04-23-2023 , 07:59 AM
Live tournament High roller. final table payjumps are
68k 44k 29k 19.7k 14.3k 10k

The exact hand Stacks relative to position are
LJ 4.2m
HJ 1.5m
CO 60k (Just lost Flip vs BU last hand) (0.6bb)
BU 1.3m
SB 3.8m
BB(me) 1.4m. roughly
Blind is 100k.
Start of the hand SB says if folds to him his is going to blind jam and did so. Overall not much edge.
we peel AQo and felt like its too good to fold and calls off. Loses to K5s on 552Q and was out 6th
At the time i felt like this call is pretty maginal but ultimately decide that i want to play for the dream(we all do right) and not the payjump.

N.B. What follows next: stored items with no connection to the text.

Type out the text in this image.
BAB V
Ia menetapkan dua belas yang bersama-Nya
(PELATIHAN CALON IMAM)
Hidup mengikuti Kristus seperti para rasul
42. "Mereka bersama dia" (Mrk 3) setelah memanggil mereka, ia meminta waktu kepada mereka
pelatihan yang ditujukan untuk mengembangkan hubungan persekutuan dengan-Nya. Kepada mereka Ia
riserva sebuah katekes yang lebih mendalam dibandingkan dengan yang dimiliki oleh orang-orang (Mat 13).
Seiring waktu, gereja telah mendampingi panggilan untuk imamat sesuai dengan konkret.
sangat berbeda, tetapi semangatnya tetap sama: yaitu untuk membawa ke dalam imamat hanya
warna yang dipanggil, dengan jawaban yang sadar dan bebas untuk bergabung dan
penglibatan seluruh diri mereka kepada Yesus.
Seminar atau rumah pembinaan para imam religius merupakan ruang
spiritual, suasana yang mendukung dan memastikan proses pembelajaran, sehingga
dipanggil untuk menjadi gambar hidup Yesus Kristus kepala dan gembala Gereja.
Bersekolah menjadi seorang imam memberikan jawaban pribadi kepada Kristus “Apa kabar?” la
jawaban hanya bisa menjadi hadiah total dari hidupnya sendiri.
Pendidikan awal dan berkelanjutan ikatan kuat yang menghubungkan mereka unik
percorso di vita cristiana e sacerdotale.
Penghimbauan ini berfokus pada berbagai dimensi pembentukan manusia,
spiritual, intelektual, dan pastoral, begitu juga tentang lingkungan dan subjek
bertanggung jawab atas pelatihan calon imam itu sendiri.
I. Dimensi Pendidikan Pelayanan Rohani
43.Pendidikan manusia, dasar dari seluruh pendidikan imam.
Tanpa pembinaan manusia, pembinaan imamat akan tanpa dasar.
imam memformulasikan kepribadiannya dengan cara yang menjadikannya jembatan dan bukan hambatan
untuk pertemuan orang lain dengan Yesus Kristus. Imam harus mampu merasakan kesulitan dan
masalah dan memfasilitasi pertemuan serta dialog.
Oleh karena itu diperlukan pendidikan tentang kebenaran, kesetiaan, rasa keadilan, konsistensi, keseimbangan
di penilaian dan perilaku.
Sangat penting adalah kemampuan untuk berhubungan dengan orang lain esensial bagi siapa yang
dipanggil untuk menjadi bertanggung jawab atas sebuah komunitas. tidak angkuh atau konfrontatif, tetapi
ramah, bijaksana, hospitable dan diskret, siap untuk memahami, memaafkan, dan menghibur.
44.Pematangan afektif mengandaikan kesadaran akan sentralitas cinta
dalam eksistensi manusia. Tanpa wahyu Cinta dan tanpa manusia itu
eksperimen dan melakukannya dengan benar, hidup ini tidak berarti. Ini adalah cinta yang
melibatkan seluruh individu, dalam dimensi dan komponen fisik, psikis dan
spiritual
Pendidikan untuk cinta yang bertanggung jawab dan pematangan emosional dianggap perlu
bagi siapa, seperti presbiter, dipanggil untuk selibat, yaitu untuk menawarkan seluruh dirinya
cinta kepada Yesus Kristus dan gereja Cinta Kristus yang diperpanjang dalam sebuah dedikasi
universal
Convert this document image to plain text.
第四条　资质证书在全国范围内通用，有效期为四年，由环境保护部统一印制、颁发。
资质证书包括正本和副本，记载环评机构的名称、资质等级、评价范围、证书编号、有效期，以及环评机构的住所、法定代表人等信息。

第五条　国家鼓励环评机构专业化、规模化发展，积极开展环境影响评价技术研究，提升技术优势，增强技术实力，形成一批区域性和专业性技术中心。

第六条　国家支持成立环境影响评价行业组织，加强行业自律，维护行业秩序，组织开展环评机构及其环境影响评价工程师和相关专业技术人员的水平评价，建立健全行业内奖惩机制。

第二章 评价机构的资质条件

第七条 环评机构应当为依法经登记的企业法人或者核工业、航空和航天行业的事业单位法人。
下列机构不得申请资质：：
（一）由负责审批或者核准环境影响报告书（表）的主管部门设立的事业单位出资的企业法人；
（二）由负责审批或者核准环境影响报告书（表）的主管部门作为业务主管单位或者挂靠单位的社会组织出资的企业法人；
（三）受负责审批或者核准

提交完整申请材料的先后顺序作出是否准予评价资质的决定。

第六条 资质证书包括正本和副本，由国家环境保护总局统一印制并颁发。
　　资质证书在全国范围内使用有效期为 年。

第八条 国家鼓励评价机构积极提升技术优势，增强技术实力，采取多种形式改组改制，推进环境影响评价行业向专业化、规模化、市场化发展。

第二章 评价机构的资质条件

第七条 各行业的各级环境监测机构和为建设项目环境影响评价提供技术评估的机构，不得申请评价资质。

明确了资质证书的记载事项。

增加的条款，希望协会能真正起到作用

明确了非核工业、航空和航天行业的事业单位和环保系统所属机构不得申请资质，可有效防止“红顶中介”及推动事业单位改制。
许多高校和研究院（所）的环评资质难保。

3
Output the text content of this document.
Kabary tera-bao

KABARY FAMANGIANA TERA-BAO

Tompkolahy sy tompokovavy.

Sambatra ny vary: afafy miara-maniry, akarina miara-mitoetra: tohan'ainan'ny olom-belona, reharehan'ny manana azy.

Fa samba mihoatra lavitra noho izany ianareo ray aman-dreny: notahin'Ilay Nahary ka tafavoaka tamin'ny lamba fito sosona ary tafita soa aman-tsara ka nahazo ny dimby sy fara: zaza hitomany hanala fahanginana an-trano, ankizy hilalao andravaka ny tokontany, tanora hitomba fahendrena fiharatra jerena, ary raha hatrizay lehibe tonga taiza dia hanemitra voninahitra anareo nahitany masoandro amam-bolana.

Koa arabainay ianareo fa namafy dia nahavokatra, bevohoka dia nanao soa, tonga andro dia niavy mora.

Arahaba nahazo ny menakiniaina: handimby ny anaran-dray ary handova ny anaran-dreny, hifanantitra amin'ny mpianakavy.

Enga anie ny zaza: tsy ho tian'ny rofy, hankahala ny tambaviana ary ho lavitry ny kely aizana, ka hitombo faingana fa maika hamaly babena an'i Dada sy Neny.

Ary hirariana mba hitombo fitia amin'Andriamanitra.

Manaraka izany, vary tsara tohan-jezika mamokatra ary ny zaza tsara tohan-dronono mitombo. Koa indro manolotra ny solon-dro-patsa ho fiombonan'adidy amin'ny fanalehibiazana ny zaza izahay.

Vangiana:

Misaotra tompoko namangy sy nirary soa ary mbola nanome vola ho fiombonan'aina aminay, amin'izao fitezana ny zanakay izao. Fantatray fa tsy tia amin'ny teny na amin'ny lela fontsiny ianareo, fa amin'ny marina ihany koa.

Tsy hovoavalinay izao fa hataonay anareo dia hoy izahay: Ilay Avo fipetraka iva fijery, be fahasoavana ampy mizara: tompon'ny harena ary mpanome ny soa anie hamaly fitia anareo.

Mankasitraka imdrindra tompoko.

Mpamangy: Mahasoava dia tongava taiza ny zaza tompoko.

Otherwise would called off a hand that is more likely do dominate our oppoent like 99TT. since AQ often goes 60/38~40 with a random hand. Should we call more often if we have 3m and double means huge, probably not. If we had 2-4bb and peel kings are we always call it off and hope for the best?

It left a lot of controversy between the audiences. What would you have done?
Sick icm spot in a 2k buyin final table. Quote
04-23-2023 , 08:08 AM
I likely call as well. It may not be the best decision ICM wise but I don't care. Yes we can wait to move up a single spot which is worth 4k but by winning this hand which I believe we will do about 60% of the time we move into second place (not that we are guaranteed to finish there - just that we have a lot of potential).

The other reason I call is that we are surrounded by the big stacks. And with the SB making plays like this it will continue to limit our capabilities unless we stand up to the aggression.

Sorry it turned out this way. But if you do this (or have done this) a bunch of times then you will be finishing at the top of a lot of high payout tournaments.
Sick icm spot in a 2k buyin final table. Quote
04-23-2023 , 08:21 AM
Quote:
Originally Posted by Mr Rick
I likely call as well. It may not be the best decision ICM wise but I don't care. Yes we can wait to move up a single spot which is worth 4k but by winning this hand which I believe we will do about 60% of the time we move into second place (not that we are guaranteed to finish there - just that we have a lot of potential).

The other reason I call is that we are surrounded by the big stacks. And with the SB making plays like this it will continue to limit our capabilities unless we stand up to the aggression.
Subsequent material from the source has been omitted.